11) Shadow Dancing -- Andy Gibb (1978): "(Love Is) Thicker Than Water" only held the top slot for two weeks in March. However, "Shadow Dancing" held for seven weeks from June throughout July. It would be the last top slot for any Gibb family member until the first weeks of 1979 when "Too Much Heaven" started the whole trend over again. (Though it didn't stop Barry from giving one away.)
10) Miss You -- The Rolling Stones (1978): Only Rock 'n' Roll fans use the phrase "Sell Out!" as a derogatory term, as if a music that's always been an irreverent hybrid of so many other things could then be limited by definition to certain fuzzy details that one knows when one hears them. It gave them one week at the top and a disco 12" single that remains one of their greater post-Exile moments.
9) Three Times A Lady -- Commodores (1978): There once was a time when Lionel Richie hid behind this band. Yet anyone who read credits knew it was Richie who had the smooth adult-contemporary touch. It was the Commodores' first #1 hit and certainly planted the seed in Richie's mind that soft, soothing songs could be his ticket to solo star prominence and dominance.
8) Grease -- Frankie Valli (1978): At this point in time, it was a good thing that Barry Gibb had somebody else to give this song to. Otherwise, the Bee Gees would've had yet another hit.

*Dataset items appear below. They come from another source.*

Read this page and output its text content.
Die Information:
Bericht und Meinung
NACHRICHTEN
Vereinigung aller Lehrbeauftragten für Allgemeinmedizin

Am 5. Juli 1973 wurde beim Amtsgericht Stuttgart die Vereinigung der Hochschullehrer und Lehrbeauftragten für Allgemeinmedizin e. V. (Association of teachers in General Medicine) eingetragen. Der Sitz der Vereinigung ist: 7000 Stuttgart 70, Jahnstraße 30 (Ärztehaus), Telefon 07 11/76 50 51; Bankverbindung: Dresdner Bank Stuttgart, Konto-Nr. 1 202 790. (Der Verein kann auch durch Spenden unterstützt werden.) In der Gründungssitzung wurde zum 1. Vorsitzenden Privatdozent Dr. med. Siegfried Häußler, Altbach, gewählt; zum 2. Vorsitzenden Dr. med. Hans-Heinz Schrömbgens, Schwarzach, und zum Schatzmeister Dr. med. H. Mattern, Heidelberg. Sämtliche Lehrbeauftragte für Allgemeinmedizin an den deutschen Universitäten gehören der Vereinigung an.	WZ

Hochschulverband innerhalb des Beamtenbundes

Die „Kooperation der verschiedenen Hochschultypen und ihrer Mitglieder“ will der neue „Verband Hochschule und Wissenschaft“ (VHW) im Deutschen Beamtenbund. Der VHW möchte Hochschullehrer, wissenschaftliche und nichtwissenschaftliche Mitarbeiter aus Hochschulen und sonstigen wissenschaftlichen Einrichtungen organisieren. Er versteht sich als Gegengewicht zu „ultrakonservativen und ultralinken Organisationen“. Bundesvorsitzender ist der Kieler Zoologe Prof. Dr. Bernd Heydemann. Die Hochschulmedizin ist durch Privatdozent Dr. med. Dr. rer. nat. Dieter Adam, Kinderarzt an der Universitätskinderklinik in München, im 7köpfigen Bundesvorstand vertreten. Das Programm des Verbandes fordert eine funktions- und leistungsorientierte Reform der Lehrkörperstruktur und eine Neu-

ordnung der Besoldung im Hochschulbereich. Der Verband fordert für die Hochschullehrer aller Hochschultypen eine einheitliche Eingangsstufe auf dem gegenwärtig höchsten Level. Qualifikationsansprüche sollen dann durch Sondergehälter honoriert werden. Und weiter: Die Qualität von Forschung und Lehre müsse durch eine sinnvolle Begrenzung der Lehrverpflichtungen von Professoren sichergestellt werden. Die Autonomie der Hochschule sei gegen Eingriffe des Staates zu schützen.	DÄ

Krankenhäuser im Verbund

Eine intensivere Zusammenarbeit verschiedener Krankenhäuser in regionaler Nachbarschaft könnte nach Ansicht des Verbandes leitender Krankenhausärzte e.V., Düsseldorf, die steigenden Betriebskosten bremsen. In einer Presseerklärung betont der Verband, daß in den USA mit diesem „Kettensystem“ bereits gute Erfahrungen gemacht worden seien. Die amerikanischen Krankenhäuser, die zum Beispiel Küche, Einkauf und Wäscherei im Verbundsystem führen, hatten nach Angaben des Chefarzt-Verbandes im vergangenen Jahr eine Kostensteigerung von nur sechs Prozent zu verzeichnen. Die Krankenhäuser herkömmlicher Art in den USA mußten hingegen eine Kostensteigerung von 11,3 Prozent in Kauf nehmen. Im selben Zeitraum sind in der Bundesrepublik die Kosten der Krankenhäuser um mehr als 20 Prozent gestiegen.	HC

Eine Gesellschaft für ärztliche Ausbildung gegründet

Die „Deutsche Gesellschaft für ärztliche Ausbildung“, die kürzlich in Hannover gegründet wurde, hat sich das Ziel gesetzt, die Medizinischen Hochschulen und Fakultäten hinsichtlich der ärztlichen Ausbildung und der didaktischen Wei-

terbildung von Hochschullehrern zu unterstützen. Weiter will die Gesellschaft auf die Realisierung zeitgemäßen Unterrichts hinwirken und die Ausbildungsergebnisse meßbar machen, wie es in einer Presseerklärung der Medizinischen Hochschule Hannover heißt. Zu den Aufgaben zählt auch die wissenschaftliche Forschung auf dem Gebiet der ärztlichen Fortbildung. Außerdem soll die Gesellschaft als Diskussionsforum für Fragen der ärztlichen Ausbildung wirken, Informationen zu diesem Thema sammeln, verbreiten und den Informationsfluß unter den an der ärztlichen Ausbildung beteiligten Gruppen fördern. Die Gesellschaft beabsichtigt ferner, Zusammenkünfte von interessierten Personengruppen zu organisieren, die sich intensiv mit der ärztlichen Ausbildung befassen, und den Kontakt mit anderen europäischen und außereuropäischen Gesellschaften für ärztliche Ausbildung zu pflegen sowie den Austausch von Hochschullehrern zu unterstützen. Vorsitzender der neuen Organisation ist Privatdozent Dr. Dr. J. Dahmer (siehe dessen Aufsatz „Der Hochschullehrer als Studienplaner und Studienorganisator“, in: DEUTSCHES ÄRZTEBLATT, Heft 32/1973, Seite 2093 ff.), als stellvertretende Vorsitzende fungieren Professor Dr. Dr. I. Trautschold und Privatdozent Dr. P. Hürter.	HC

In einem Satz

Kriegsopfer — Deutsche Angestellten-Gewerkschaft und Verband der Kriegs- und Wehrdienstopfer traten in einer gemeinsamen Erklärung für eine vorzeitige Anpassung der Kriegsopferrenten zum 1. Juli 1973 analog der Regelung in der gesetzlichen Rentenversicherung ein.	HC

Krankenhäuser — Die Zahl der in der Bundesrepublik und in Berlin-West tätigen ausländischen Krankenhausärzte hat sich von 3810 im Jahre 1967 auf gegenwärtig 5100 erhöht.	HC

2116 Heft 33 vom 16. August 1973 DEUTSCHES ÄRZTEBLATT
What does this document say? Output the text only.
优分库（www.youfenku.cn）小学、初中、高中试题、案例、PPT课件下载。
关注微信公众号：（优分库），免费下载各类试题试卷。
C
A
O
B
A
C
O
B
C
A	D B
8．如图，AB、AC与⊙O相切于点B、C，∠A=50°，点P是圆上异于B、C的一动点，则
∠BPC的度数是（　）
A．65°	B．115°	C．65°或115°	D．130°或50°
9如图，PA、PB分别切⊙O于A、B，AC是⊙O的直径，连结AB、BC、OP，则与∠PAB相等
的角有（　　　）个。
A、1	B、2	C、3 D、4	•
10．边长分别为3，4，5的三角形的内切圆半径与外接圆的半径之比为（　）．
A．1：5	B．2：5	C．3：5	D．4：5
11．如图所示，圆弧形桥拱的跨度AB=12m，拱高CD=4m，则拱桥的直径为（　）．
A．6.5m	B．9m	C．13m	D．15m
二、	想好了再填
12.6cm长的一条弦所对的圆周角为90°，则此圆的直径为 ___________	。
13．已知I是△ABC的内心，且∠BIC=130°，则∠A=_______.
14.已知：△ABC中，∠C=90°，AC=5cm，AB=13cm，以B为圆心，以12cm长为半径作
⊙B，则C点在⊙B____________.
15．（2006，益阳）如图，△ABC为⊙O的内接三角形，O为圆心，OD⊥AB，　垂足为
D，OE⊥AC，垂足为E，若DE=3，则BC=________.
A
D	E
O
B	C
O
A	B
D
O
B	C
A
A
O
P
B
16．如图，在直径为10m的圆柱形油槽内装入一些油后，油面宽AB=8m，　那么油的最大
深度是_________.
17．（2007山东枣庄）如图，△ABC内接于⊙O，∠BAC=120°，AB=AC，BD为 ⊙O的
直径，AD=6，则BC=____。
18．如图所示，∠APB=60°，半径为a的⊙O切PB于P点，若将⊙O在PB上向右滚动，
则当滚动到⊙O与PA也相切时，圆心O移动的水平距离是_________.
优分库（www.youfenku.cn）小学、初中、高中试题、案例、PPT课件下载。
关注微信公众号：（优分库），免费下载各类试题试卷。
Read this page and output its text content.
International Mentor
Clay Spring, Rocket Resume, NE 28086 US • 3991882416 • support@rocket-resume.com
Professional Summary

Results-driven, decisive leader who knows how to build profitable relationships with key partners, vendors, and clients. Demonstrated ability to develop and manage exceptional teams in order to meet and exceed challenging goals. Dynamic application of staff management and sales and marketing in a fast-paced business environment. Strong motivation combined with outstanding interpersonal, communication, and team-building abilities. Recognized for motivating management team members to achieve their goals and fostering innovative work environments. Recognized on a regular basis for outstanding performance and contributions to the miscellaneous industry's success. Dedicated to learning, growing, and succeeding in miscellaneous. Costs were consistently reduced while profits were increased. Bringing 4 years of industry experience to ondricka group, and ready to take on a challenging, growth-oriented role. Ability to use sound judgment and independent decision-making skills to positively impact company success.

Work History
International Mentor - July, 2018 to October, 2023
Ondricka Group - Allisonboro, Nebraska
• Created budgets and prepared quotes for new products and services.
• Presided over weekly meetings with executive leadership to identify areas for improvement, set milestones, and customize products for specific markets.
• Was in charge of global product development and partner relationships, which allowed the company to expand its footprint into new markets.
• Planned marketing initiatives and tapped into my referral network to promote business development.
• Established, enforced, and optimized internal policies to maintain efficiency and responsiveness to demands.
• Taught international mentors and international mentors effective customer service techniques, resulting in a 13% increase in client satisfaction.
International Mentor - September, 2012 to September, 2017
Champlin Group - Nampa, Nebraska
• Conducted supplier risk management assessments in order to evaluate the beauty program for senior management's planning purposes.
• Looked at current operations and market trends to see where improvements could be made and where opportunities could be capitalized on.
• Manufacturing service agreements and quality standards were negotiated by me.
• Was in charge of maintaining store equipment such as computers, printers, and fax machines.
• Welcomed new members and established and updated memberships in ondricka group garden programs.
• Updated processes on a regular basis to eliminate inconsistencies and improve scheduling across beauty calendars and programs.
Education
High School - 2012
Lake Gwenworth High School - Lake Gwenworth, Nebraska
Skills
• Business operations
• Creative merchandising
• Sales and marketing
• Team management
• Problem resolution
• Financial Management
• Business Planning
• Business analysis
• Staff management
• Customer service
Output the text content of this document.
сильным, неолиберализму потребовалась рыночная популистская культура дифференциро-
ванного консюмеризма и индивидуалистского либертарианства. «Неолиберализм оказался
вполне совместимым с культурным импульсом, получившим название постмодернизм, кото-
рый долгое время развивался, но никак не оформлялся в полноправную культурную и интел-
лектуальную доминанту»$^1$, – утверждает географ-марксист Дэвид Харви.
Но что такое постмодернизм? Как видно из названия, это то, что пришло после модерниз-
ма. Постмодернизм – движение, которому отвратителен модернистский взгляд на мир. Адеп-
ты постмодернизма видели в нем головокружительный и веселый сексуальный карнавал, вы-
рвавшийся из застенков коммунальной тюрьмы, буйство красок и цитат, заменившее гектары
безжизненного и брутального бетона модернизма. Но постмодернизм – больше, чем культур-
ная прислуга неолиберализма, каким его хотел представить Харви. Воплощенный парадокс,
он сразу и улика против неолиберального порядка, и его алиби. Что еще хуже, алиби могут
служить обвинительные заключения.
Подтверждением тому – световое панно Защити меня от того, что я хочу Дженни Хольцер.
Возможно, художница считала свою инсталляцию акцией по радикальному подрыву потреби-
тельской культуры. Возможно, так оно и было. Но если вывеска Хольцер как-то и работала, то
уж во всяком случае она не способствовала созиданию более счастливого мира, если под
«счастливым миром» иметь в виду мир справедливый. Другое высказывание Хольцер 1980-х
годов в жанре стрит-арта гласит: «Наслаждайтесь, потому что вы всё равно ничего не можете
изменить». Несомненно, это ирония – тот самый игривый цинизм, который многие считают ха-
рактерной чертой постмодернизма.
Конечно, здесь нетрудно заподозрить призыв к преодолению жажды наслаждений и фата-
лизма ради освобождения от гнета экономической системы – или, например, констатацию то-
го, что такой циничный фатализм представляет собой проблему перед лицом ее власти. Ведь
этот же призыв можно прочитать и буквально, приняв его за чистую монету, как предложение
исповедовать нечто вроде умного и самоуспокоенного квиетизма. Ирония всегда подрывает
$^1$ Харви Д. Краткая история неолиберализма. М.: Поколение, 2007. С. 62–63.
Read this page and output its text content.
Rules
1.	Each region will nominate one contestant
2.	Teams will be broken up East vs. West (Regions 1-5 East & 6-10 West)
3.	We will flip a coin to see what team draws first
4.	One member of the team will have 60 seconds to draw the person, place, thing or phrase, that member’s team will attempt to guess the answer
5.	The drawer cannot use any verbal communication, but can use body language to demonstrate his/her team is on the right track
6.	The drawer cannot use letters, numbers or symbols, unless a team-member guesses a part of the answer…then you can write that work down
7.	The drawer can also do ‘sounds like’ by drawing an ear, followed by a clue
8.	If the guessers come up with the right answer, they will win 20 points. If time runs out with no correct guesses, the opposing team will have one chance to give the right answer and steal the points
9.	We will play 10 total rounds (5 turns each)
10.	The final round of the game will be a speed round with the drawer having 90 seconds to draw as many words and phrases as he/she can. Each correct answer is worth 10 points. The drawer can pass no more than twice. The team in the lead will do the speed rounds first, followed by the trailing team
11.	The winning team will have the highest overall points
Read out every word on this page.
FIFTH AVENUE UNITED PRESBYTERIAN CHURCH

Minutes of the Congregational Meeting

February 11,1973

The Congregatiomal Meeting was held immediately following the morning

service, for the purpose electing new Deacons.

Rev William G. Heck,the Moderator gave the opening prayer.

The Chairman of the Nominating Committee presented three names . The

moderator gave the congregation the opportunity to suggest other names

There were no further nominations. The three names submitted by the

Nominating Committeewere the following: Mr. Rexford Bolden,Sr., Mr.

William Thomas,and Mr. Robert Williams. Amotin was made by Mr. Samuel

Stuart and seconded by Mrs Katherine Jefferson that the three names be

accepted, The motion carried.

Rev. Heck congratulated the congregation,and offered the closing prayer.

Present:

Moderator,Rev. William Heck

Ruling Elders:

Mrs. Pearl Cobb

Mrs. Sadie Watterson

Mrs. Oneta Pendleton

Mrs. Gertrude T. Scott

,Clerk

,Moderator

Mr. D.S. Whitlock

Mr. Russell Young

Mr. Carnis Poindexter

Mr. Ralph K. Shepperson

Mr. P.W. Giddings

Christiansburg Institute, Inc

7) Reunited -- Peaches & Herb (1979): This song was resilient and held the top spot for early May through to the Memorial Day Weekend that though it falls technically in spring is still considered the kick-off weekend for the summertime because we are an optimistic people.
6) Love You Inside Out -- Bee Gees (1979): The Bee Gees continued their hot streak in 1979. But this would be their final #1 hit and their last US top 10 single until "One" in 1989 went to #7 a decade later. It was, however, ay #1 for one lonely week. What led to this fall from grace? I don't know. The same people who loved them so, suddenly didn't. Don't involve me in this.
5) Hot Stuff -- Donna Summer (1979): 1979 surely was Donna's Summer, eh? Like so many before her and others after her, Summer experienced a brief period in time where she was everywhere at once, where everyone loved her and couldn't get enough only to decide later they'd had enough. Overexposure happens to the lucky ones. Surely, they wish we knew how to ration our love for them to make it last a lifetime.
4) Ring My Bell -- Anita Ward (1979): The song to break up the Donna Summer Streak? A song that wasn't meant for Anita Ward at all, but for 11-year old Stacy Lattisaw, when the song was still about kids talking on the phone and not about Avon ladies.
3) Bad Girls -- Donna Summer (1979): The continuation of Donna's Summer! Both tunes still sound pretty good, but I'm sure glad I don't have to hear them every day of my life. Who thought Top 40 radio was a good idea anyway? Play songs to death until you hate them and can't listen to them for ten years? Now, that's a shame.
2) Good Times -- Chic (1979): I don't think they intended it at the time, but you can't have a wedding without "Good Times" or else people will swear you're doing something wrong.
1) My Sharona -- The Knack (1979): For a briefer moment than many, the Knack were the hottest ticket in town before fans turned against them. The band's problem wasn't the band, but the label for making the Beatles connection way too pronounced. Let that be a lesson for all guys in a four-piece guitar-playing band! That and don't try to write the same song twice. Everyone knew where you got "Baby Talks Dirty" from, fellas.